Nevertheless — Adler goes on to distinguish between “natural desires” (“inherent in our nature” and thus the same in all humans) and “acquired desires” unique to each individual. That is, differentiating between “needs” and “wants.” Adler asserts that “[w]hatever we need is really good for us. There are no wrong needs. We never need anything to an excess that is really bad for us.” It’s only our “wants” that can go to an excess bad for us.

Excuse me? When an addict seeks a fix (concrete example), that may not be a “natural” need in Adler’s sense of human commonality, but for the addict it sure feels a lot like a need. A need “to an excess that is really bad for” him. On the other hand, “need” for sex certainly does meet Adler’s criterion for naturalness, but it’s clearly untrue that no one ever needs it to excess. All rendering problematic Adler’s dichotomy between needs and wants.

Nevertheless, it leads him to “the first principle of moral philosophy. We ought to desire what is really good for us and nothing else (his emphasis).” This, he says, qualifies as self-evident.
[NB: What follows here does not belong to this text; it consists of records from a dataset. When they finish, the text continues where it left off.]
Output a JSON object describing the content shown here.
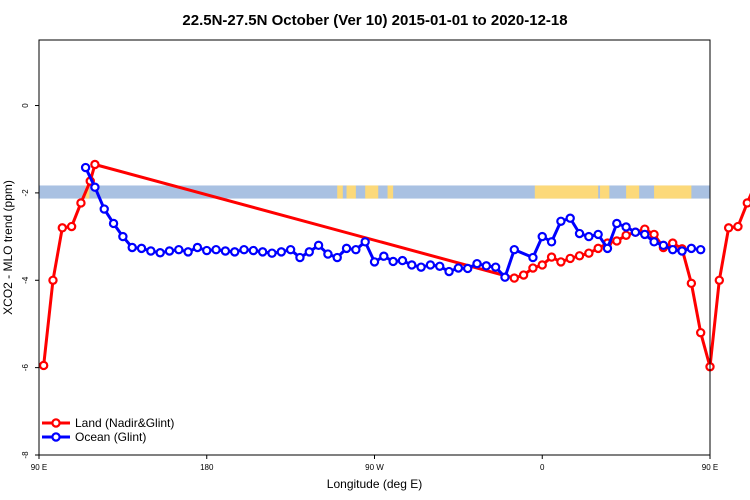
{
  "chart_data": {
    "type": "line",
    "title": "22.5N-27.5N October (Ver 10)   2015-01-01 to 2020-12-18",
    "xlabel": "Longitude (deg E)",
    "ylabel": "XCO2 - MLO trend (ppm)",
    "xlim": [
      90,
      450
    ],
    "ylim": [
      -8,
      1.5
    ],
    "x_ticks": [
      {
        "value": 90,
        "label": "90 E"
      },
      {
        "value": 180,
        "label": "180"
      },
      {
        "value": 270,
        "label": "90 W"
      },
      {
        "value": 360,
        "label": "0"
      },
      {
        "value": 450,
        "label": "90 E"
      },
      {
        "value": 540,
        "label": "180"
      }
    ],
    "y_ticks": [
      {
        "value": 0,
        "label": "0"
      },
      {
        "value": -2,
        "label": "-2"
      },
      {
        "value": -4,
        "label": "-4"
      },
      {
        "value": -6,
        "label": "-6"
      },
      {
        "value": -8,
        "label": "-8"
      }
    ],
    "land_ocean_band": {
      "y_top": -1.83,
      "y_bottom": -2.13,
      "ocean_color": "#a9c1e2",
      "land_color": "#fcd97a",
      "land_ranges": [
        [
          115,
          117
        ],
        [
          250,
          253
        ],
        [
          255,
          260
        ],
        [
          265,
          272
        ],
        [
          277,
          280
        ],
        [
          356,
          390
        ],
        [
          391,
          396
        ],
        [
          405,
          412
        ],
        [
          420,
          440
        ],
        [
          474,
          476
        ]
      ]
    },
    "series": [
      {
        "name": "Land (Nadir&Glint)",
        "color": "#ff0000",
        "x": [
          92.5,
          97.5,
          102.5,
          107.5,
          112.5,
          117.5,
          120,
          345,
          350,
          355,
          360,
          365,
          370,
          375,
          380,
          385,
          390,
          395,
          400,
          405,
          410,
          415,
          420,
          425,
          430,
          435,
          440,
          445,
          450,
          455,
          460,
          465,
          470,
          475,
          480
        ],
        "y": [
          -5.95,
          -4.0,
          -2.8,
          -2.77,
          -2.23,
          -1.73,
          -1.35,
          -3.95,
          -3.88,
          -3.72,
          -3.65,
          -3.47,
          -3.58,
          -3.5,
          -3.44,
          -3.38,
          -3.27,
          -3.15,
          -3.1,
          -2.97,
          -2.9,
          -2.83,
          -2.95,
          -3.25,
          -3.15,
          -3.28,
          -4.07,
          -5.2,
          -5.98,
          -4.0,
          -2.8,
          -2.77,
          -2.23,
          -1.73,
          -1.35
        ]
      },
      {
        "name": "Ocean (Glint)",
        "color": "#0000ff",
        "x": [
          115,
          120,
          125,
          130,
          135,
          140,
          145,
          150,
          155,
          160,
          165,
          170,
          175,
          180,
          185,
          190,
          195,
          200,
          205,
          210,
          215,
          220,
          225,
          230,
          235,
          240,
          245,
          250,
          255,
          260,
          265,
          270,
          275,
          280,
          285,
          290,
          295,
          300,
          305,
          310,
          315,
          320,
          325,
          330,
          335,
          340,
          345,
          355,
          360,
          365,
          370,
          375,
          380,
          385,
          390,
          395,
          400,
          405,
          410,
          415,
          420,
          425,
          430,
          435,
          440,
          445
        ],
        "y": [
          -1.42,
          -1.87,
          -2.37,
          -2.7,
          -3.0,
          -3.25,
          -3.27,
          -3.33,
          -3.37,
          -3.33,
          -3.3,
          -3.35,
          -3.25,
          -3.32,
          -3.3,
          -3.33,
          -3.35,
          -3.3,
          -3.32,
          -3.35,
          -3.38,
          -3.35,
          -3.3,
          -3.48,
          -3.35,
          -3.2,
          -3.4,
          -3.48,
          -3.27,
          -3.3,
          -3.12,
          -3.58,
          -3.45,
          -3.57,
          -3.55,
          -3.65,
          -3.7,
          -3.65,
          -3.68,
          -3.8,
          -3.72,
          -3.73,
          -3.62,
          -3.67,
          -3.7,
          -3.93,
          -3.3,
          -3.48,
          -3.0,
          -3.12,
          -2.65,
          -2.58,
          -2.93,
          -3.0,
          -2.95,
          -3.27,
          -2.7,
          -2.78,
          -2.9,
          -2.95,
          -3.12,
          -3.2,
          -3.3,
          -3.33,
          -3.27,
          -3.3
        ]
      }
    ],
    "legend": {
      "position": "bottom-left"
    }
  }
}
And he does offer an example. “All human beings naturally desire or need knowledge (which is tantamount to saying that knowledge is really good for us) . . . we ought to seek or desire knowledge.” Extending this reasoning, he says, “can produce a whole set of of true prescriptive judgments.” And “solve all the problems that modern thought has posed [!]”

It’s not clear to me how this devolves from his dichotomy between “needs” and “wants.” The quotation above actually conflates the two. And it still seems fundamentally tautological — saying we should desire what’s desirable. Providing no guidance for determining what is good for us. Which is kind of central.

Take his own example of knowledge. In fact, saying all people “desire or need knowledge” is patently untrue. Lots of people positively shun knowledge lest it disturb cherished illusions.

Furthermore, Adler has, at best, offered only a partial solution to the is/ought problem. Addressing the aspect of moral philosophy concerning what’s good for oneself. But a big part of what we mean when we talk about “moral philosophy” is how we relate to others. That actually seems excluded by the “and nothing else” part of Adler’s formulation. Telling us to desire what we should desire is fine, albeit perhaps actually meaningless, but offers no help for when our desires conflict with those of others. A pretty large issue.

Hume was not “mistaken.” He was right that moral precepts cannot be facts in the “Earth is round” sense. But they don’t have to be, and I don’t think Hume was saying we’re morally at sea if they’re not. “Murder is wrong” is an opinion, but it is not a mere bald opinion, it is one premised upon a great deal of rational logic about how all people can, collectively, live the best lives possible.

The foundational premise for my own moral philosophy is that the only thing that ultimately matters is the feelings of beings capable of feeling. From this precept a full morality can indeed be derived. And it actually meets Adler’s criterion for a fact, since I cannot conceive of a refutation that makes any sense (correctly assuming there’s no god).

That’s my answer for the is/ought problem. Better, I think, than Adler’s.